The church is some distance away from the road and not immediately noticeable due to the overgrowth of vegetation, not yet visible in this early image. Driving from the south you would follow either Av. Dr Egas Moniz or Rua de Nevala (Av. Nkruma).

From the neighbouring bairro of Polana, the church is seen in the distance. The vantage point appears to the be the sprawling campus of the Hospital Miguel Bombarda and the Faculty of Medicine of the Universidade de Lourenço Marques. Even further into the distance one can see the Bucellato building, likely owned by Bucellato & Sons, a wealthy immigrant family from Italy.

Sadly, Craveiro Lopes (left in photo) died in 1972 at the relatively young age of 51 of an undisclosed illness.
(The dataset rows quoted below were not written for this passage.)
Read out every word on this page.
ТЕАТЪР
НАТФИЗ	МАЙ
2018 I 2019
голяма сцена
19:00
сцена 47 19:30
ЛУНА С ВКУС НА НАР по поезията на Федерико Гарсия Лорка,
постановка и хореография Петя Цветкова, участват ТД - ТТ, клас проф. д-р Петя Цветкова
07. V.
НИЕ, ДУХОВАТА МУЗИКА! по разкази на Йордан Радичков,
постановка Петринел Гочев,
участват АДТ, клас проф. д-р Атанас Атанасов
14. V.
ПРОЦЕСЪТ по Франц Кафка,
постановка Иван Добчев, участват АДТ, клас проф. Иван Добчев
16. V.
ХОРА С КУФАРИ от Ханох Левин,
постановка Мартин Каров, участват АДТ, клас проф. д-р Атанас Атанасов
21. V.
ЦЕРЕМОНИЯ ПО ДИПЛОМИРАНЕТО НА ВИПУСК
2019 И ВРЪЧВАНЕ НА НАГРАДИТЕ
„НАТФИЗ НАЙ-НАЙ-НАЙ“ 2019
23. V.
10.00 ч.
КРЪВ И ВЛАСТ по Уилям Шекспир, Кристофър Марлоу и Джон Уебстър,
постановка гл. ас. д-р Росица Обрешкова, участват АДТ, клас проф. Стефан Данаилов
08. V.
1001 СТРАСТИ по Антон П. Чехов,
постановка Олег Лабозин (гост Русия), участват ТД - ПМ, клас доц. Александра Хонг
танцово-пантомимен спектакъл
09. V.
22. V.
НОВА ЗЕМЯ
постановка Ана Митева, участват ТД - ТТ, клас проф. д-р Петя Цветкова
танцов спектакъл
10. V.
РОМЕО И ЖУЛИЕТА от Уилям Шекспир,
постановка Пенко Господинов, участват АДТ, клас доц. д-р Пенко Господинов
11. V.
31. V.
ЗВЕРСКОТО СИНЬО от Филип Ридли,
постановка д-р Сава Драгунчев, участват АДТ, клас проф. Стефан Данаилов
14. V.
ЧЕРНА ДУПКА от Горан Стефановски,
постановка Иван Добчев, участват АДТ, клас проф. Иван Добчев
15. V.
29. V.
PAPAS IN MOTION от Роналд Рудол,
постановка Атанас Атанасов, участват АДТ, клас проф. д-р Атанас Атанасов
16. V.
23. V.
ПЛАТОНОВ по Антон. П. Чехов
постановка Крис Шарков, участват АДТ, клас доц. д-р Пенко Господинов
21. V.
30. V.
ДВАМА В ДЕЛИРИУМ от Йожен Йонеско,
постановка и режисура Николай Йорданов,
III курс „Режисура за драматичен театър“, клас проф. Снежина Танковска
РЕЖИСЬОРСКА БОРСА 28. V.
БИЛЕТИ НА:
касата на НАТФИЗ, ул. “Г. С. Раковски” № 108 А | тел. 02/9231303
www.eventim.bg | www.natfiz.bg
He did not live to see the independence of Mozambique from Portugal although he would have followed the Liberation War in the 1960s.

o-marechal-craveiro-lopes-em-1961-em-visita-a-seu-filho-nuno-em-lourenc3a7o-marquesWhile his work in Mozambique was limited to only a handful of projects, he was quite visionary in his approach and rejected the powerful directives of the Salazar regime in Portugal which tried to control the colonies such as Mozambique and Angola in more ways than it needed to.